Over the next one or two decades, technology is likely to trigger deep restructuring of labour markets and wealth distribution as human work is increasingly replaced across sectors. A significant share of service-sector jobs may become redundant, although automation is more likely to redefine roles than eliminate them entirely. This shift will intensify competition to upskill, especially in areas such as creative thinking, emotional intelligence, and problem-solving, skills that remain difficult for AI to replicate.

Given how the Indian IT and services sector is integrated into the global economy, the initial impact is likely to be a decline in projects outsourced to India. Some of this is already visible, with fewer projects flowing into Indian firms, leading to job losses, particularly in roles that can be automated. Much will depend on how the Indian services sector responds to this transition.

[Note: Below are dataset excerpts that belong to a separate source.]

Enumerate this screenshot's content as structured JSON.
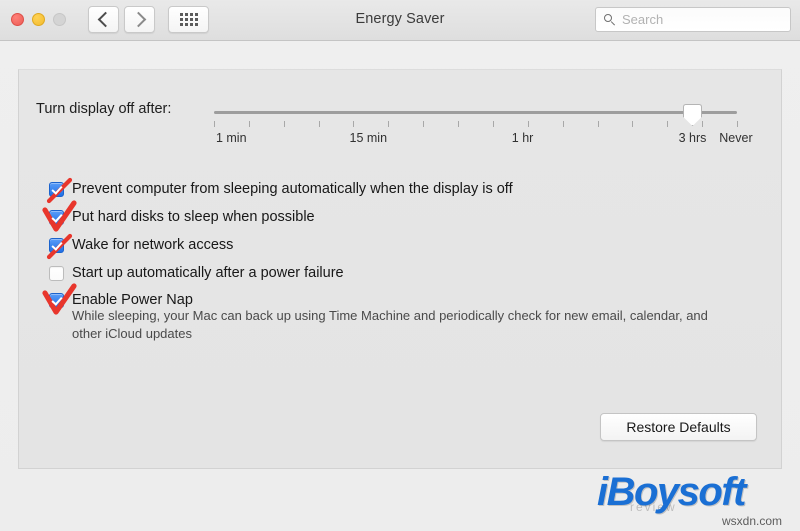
{
  "window": {
    "title": "Energy Saver",
    "traffic_lights": [
      "close",
      "minimize",
      "zoom"
    ],
    "nav": {
      "back_label": "Back",
      "forward_label": "Forward",
      "grid_label": "Show All"
    },
    "search": {
      "placeholder": "Search",
      "value": ""
    }
  },
  "slider": {
    "label": "Turn display off after:",
    "tick_labels": [
      {
        "text": "1 min",
        "pos_pct": 3.3
      },
      {
        "text": "15 min",
        "pos_pct": 29.5
      },
      {
        "text": "1 hr",
        "pos_pct": 59.0
      },
      {
        "text": "3 hrs",
        "pos_pct": 91.5
      },
      {
        "text": "Never",
        "pos_pct": 99.8
      }
    ],
    "tick_count": 16,
    "value_label": "3 hrs",
    "thumb_pos_pct": 91.5
  },
  "options": [
    {
      "label": "Prevent computer from sleeping automatically when the display is off",
      "checked": true,
      "annotation": "slash"
    },
    {
      "label": "Put hard disks to sleep when possible",
      "checked": true,
      "annotation": "check"
    },
    {
      "label": "Wake for network access",
      "checked": true,
      "annotation": "slash"
    },
    {
      "label": "Start up automatically after a power failure",
      "checked": false,
      "annotation": "none"
    },
    {
      "label": "Enable Power Nap",
      "checked": true,
      "annotation": "check"
    }
  ],
  "power_nap_description": "While sleeping, your Mac can back up using Time Machine and periodically check for new email, calendar, and other iCloud updates",
  "buttons": {
    "restore_defaults": "Restore Defaults"
  },
  "watermark": {
    "logo": "iBoysoft",
    "site": "wsxdn.com",
    "ghost": "review"
  },
  "colors": {
    "accent_blue": "#1f6fe5",
    "annotation_red": "#e8362c",
    "logo_blue": "#1a6fd4",
    "titlebar": "#e3e3e3",
    "panel": "#e5e5e5"
  }
}
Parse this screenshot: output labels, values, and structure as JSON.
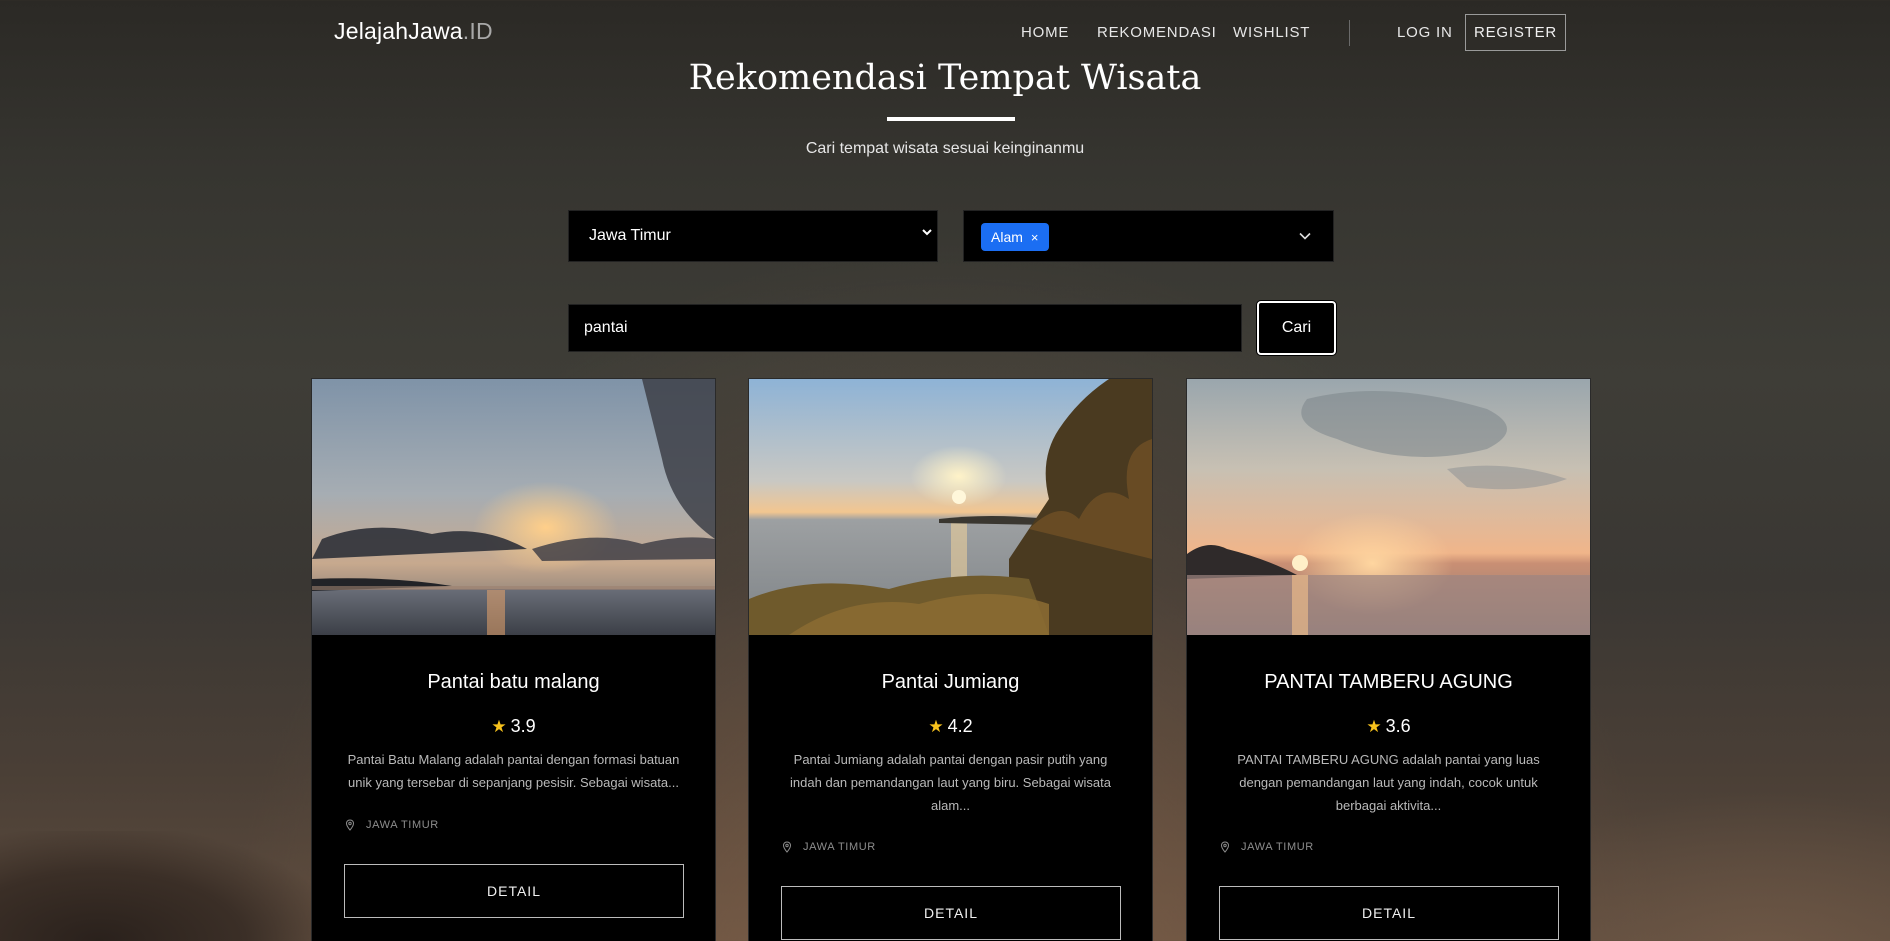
{
  "navbar": {
    "brand_main": "JelajahJawa",
    "brand_tld": ".ID",
    "links": [
      "HOME",
      "REKOMENDASI",
      "WISHLIST"
    ],
    "login": "LOG IN",
    "register": "REGISTER"
  },
  "hero": {
    "title": "Rekomendasi Tempat Wisata",
    "subtitle": "Cari tempat wisata sesuai keinginanmu"
  },
  "filters": {
    "province_value": "Jawa Timur",
    "category_tag": "Alam",
    "tag_remove": "×",
    "search_value": "pantai",
    "search_button": "Cari"
  },
  "cards": [
    {
      "title": "Pantai batu malang",
      "rating": "3.9",
      "description": "Pantai Batu Malang adalah pantai dengan formasi batuan unik yang tersebar di sepanjang pesisir. Sebagai wisata...",
      "location": "JAWA TIMUR",
      "detail": "DETAIL",
      "image": "sunset-beach-cloudy"
    },
    {
      "title": "Pantai Jumiang",
      "rating": "4.2",
      "description": "Pantai Jumiang adalah pantai dengan pasir putih yang indah dan pemandangan laut yang biru. Sebagai wisata alam...",
      "location": "JAWA TIMUR",
      "detail": "DETAIL",
      "image": "sunset-cliff-tree"
    },
    {
      "title": "PANTAI TAMBERU AGUNG",
      "rating": "3.6",
      "description": "PANTAI TAMBERU AGUNG adalah pantai yang luas dengan pemandangan laut yang indah, cocok untuk berbagai aktivita...",
      "location": "JAWA TIMUR",
      "detail": "DETAIL",
      "image": "sunset-horizon"
    }
  ],
  "colors": {
    "accent_tag": "#1b6ef3",
    "star": "#f7c21c",
    "card_bg": "#000000"
  }
}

As the cost of technology and AI tools falls, individuals and startups will gain access to advanced capabilities, potentially driving a new wave of tech entrepreneurs and lean, highly automated firms. While this may appear to broaden wealth creation, returns are likely to remain highly concentrated.

The top 0.1%—those controlling major platforms, networks, and intellectual property—will continue to consolidate wealth. There may be some redistribution within the upper tier, with the top 1–2% gaining access to scalable digital assets such as startups, creator platforms, and algorithmic trading. Beyond this, overall wealth inequality is likely to widen.

Q

What are the political or social risks?

A

Politically, rising inequality will increase pressure on governments to strengthen social safety nets, not only through unemployment support but also via universal access to quality healthcare, education, and digital infrastructure.

Socially, the challenge will be keeping large populations meaningfully engaged. We are likely to see growth in “pseudo-productive” digital activities, such as online trading, gaming, and content creation, that provide a sense of agency, even if their economic productivity is limited. This trend is already visible among younger generations supplementing incomes through these channels.

Ultimately, the social and political outcomes will depend on how effectively governments invest in skilling, human capital, and smart policy so that productivity gains translate into inclusion rather than exclusion. Technology itself does not determine inequality, how we design and deploy it does.